Tuesday, June 09, 2009

Tasing Grandma

(updated below)
Seriously:
Police in Texas are standing behind a deputy's repeated taser attacks on an elderly great grandmother who was reportedly driving fifteen miles an hour over the speed limit in a construction zone.

Kathryn Windfein says she was driving to Austin for a twice weekly shopping trip when she was pulled over for speeding by a Travis County Constable deputy. She admits that she was speeding, but says the deputy's story about her "resisting arrest" and being "violent" is completely untrue.

In fact, while looking at the arrest report, she said, "I was not arguing and I was not combative. Everything in this is a lie."

This is not uncommon at all. The notion that police are honorable simply because they take an oath and wear a badge while supposedly "protecting' citizens is something out of the past, if it is even that.
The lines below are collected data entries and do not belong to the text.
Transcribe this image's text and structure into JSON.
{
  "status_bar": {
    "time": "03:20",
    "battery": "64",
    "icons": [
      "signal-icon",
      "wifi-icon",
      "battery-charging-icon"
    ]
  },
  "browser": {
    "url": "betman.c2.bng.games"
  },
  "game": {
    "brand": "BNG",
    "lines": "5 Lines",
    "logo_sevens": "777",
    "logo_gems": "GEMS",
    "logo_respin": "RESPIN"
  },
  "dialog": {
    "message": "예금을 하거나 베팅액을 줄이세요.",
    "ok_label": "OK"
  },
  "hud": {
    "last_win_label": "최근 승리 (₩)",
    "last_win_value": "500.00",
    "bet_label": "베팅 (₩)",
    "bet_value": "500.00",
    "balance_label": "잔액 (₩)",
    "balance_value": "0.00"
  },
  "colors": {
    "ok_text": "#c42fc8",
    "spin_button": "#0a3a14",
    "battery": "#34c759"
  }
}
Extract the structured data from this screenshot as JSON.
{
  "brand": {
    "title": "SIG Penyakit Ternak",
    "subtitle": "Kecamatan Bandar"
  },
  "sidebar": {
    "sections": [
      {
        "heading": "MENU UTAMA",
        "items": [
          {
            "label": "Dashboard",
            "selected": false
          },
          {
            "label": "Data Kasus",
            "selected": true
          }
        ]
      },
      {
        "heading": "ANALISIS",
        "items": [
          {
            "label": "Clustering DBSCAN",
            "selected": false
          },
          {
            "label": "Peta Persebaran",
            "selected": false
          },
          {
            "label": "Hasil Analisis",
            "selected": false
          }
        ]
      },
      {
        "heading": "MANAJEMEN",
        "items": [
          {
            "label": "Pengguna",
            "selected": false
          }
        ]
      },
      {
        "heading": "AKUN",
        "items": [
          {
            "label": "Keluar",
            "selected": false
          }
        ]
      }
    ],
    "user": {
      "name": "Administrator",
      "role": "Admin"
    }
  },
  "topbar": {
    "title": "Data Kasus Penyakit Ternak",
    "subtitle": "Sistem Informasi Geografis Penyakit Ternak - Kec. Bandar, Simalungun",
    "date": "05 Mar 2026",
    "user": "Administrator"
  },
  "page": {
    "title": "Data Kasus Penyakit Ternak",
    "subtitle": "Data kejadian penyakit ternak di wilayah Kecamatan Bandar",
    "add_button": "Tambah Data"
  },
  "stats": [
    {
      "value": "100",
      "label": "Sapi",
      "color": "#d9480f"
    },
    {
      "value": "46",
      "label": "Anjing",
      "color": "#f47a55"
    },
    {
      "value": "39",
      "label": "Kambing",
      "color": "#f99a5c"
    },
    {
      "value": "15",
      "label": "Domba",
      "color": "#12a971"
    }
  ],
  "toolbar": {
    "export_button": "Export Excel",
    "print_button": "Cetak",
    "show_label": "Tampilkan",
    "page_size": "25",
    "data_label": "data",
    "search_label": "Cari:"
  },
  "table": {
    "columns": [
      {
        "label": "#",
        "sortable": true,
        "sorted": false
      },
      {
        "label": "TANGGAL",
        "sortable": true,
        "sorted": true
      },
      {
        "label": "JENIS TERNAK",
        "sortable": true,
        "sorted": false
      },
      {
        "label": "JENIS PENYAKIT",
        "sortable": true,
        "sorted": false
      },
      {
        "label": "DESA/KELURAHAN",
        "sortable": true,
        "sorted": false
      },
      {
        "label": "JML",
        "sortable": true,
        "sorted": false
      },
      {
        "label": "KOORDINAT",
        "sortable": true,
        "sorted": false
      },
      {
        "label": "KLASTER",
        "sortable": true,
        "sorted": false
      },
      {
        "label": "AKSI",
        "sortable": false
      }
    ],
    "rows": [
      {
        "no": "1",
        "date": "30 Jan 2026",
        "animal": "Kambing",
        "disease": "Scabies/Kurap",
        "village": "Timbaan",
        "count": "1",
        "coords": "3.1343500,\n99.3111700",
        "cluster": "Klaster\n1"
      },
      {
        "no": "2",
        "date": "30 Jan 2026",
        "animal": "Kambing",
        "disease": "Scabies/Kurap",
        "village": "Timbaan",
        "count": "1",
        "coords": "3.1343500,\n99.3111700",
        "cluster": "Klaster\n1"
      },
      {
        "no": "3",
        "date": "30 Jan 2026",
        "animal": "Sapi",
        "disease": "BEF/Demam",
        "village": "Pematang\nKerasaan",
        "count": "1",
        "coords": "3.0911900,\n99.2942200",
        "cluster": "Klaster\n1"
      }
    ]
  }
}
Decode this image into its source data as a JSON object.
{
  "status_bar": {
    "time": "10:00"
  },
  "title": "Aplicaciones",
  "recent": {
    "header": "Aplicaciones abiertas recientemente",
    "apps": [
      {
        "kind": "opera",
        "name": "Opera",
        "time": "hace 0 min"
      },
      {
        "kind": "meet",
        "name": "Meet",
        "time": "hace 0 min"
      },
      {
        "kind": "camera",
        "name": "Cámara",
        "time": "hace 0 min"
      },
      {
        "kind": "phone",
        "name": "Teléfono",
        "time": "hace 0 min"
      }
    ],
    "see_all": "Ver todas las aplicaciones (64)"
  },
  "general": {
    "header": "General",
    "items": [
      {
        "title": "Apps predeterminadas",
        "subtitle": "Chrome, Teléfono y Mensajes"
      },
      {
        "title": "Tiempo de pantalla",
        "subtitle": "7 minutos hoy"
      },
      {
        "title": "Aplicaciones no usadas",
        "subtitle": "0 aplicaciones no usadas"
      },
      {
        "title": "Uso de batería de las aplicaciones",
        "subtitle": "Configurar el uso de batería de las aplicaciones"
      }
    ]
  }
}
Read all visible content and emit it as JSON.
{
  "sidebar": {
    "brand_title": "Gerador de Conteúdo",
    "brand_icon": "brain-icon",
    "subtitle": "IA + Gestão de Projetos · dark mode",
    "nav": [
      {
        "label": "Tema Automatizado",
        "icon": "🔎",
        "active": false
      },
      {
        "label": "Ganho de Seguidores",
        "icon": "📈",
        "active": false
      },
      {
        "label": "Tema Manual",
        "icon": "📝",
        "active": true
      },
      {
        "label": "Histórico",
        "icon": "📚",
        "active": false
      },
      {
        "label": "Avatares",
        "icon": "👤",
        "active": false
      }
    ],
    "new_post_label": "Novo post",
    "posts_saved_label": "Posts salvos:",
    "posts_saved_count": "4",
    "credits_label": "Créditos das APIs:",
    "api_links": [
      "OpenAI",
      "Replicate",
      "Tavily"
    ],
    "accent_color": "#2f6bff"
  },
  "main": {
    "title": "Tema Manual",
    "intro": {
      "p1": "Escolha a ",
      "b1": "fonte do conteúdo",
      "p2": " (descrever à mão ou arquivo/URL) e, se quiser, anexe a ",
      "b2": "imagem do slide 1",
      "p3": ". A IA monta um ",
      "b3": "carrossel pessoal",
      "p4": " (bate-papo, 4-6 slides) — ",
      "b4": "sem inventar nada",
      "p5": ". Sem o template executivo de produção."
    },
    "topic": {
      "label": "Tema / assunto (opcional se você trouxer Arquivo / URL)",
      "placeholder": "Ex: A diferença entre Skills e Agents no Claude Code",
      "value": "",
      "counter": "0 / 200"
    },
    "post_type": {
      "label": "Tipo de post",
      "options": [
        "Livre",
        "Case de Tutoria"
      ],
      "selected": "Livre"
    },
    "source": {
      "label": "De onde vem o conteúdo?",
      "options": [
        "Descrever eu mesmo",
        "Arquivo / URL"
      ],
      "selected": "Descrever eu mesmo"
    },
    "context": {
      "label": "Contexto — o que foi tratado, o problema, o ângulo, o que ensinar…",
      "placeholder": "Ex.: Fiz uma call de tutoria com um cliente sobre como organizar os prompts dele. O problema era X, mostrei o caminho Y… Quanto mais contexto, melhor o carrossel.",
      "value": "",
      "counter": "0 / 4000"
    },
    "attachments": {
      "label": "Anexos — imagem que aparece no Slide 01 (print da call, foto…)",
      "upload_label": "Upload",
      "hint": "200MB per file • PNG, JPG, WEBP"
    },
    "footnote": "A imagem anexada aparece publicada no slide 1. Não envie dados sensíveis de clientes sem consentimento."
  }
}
Police are people and people screw up, that is the way life goes.

And once in a while, a pastor or a great-grandmother or somebody more "unusual" is abused by police and the story comes forward.

In the comments of the article, the editor chimes in to make a point I don't think can be made enough. Mainstream media in the US has been hamstrung by a compulsion to present both sides of an issue as valid even when one side is clearly nonsense. The editor reminds us that there isn't another side to tasing a 72-year-old grandmother. It's sad that that needs to be written out loud.

The piece also embeds this news report on the incident:


The following news report contains some footage from the dashcam of the arresting cop's patrol car:

What a big, brave man!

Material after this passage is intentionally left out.